The human gene that codes for this enzyme is NAGA. Mutations in this gene and the deficiency in alpha-N-acetylgalactosaminidase activity have been identified as the cause of Schindler disease.[1]

Enzymes with this activity is useful for converting type A blood to type O, giving it the name of A-zyme. Bacterial enzymes in the GH109 family, including the A-zyme from Elizabethkingia meningoseptica, runs this reaction efficiently.[2]

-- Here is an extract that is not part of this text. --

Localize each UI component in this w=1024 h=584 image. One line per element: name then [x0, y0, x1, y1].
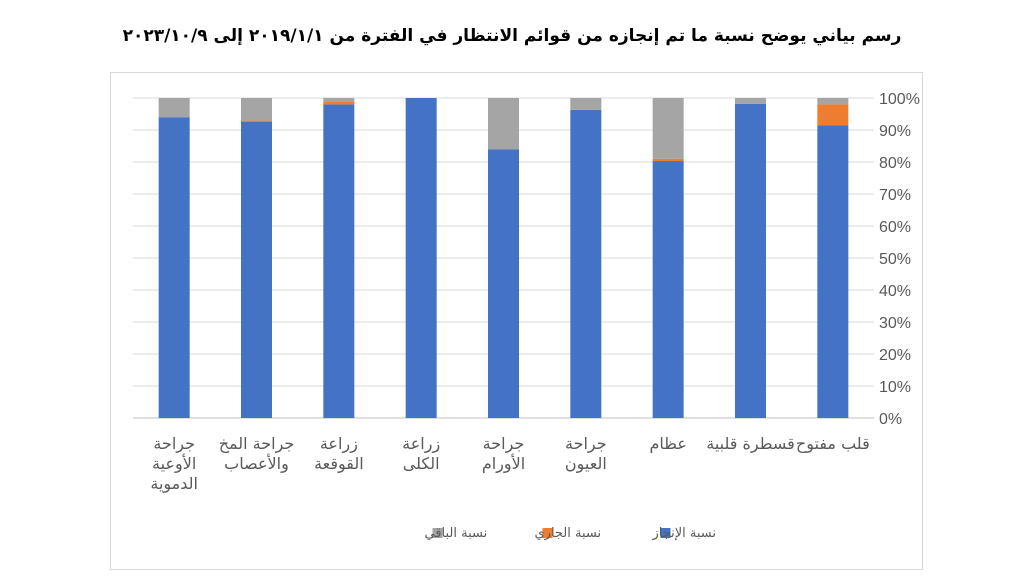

Nagalase catalyzes the deglycosylation of the Gc protein also known as vitamin D3 binding protein (VDBP) rendering it incapable of being converted to the regulatory protein, Gc Macrophage Activating Factor (GcMAF). GcMAF is a protein involved in the activation of macrophages - in cases when many types of incompatible cells happen to be around, thus Nagalase diminishes the body’s macrophage activating capacity, and elevated Nagalase has been reported in systemic disorders including systemic lupus erythematosus (SLE). Elevated Nagalase levels have also been found in the blood of children with autism and autism spectrum disorders (ASDs). [3] Nagalase accumulates in the serum of cancer patients and its activity correlates with tumor burden, aggressiveness and clinical disease progression. [4]

References[edit]

  1. ^ Wang AM, Schindler D, Desnick R (November 1990). "Schindler disease: the molecular lesion in the alpha-N-acetylgalactosaminidase gene that causes an infantile neuroaxonal dystrophy". The Journal of Clinical Investigation. 86 (5): 1752–6. doi:10.1172/JCI114901. PMC 296929. PMID 2243144.
  2. ^ Liu QP, Sulzenbacher G, Yuan H, Bennett EP, Pietz G, Saunders K, et al. (April 2007). "Bacterial glycosidases for the production of universal red blood cells". Nature Biotechnology. 25 (4): 454–64. doi:10.1038/nbt1298. PMID 17401360.
  3. ^ Siniscalco D, Bradstreet JJ, Cirillo A, Antonucci N (April 2014). "The in vitro GcMAF effects on endocannabinoid system transcriptionomics, receptor formation, and cell activity of autism-derived macrophages". Journal of Neuroinflammation. 11 (78): 78. doi:10.1186/1742-2094-11-78. PMC 3996516. PMID 24739187.
  4. ^ Thyer L, Ward E, Smith R, Branca JJ, Morucci G, Gulisano M, et al. (August 2013). "N-acetylgalactosaminidase levels in advanced cancer patients". Oncoimmunology. 2 (8): e25769. doi:10.4161/onci.25769. PMC 3812199. PMID 24179708.